Bolovens Plateau, southern Laos.
The geologically diverse landscape of Laos, with its forested mountains, upland plateaus and lowland plains, supports an equally diverse population that is united largely through agriculture, particularly the cultivation of rice. Interactions—sometimes hostile, sometimes hospitable—with the neighboring Khmer (Cambodian), Siamese (Thai), and Myanmar (Burmese) kingdoms between the 5th and the mid-19th century indirectly imbued Laos with elements of Indian culture, including Buddhism, the religion now practiced by most of the population. Both Buddhist and Hindu lore have shaped the visual, performing, and literary arts of the country. Many of the indigenous and minority peoples of the remote highland slopes and mountainous regions, however, have maintained their own idiosyncratic ritual and artistic traditions.

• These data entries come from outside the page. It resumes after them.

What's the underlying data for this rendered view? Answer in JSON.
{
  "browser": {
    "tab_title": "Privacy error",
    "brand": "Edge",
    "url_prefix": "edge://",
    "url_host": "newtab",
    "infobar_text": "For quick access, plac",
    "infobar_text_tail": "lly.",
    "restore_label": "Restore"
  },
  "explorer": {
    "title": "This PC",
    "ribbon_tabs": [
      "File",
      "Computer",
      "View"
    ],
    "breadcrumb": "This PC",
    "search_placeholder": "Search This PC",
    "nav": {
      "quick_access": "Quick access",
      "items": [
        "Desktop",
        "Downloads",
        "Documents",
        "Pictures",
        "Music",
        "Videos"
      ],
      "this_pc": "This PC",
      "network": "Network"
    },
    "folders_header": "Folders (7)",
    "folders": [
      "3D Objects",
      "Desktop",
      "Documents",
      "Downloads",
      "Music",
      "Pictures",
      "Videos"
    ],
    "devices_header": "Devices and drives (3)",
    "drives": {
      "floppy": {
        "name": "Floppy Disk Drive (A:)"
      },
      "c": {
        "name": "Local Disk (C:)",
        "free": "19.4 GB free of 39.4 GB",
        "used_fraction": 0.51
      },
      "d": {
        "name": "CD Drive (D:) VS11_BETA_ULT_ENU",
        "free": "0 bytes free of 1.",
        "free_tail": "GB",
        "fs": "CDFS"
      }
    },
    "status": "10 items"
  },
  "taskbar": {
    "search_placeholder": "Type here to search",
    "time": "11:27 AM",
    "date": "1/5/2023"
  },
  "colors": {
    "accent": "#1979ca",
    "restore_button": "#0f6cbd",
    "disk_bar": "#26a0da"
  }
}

Colonization by the French from the late 19th to the mid-20th century infused Laos with a European cultural element, which intensified throughout the country’s embroilment in World War II and the Indochina wars, as well as a civil war of its own in the second half of the 20th century. Guided by Marxist-Leninist ideology, Laos emerged from the turmoil in 1975 as a communist country. Economic reforms of the late 20th and early 21st centuries, including the development of tourism, have strengthened Laos’s economy, gradually shrinking the country’s debt and diminishing its dependence on international aid.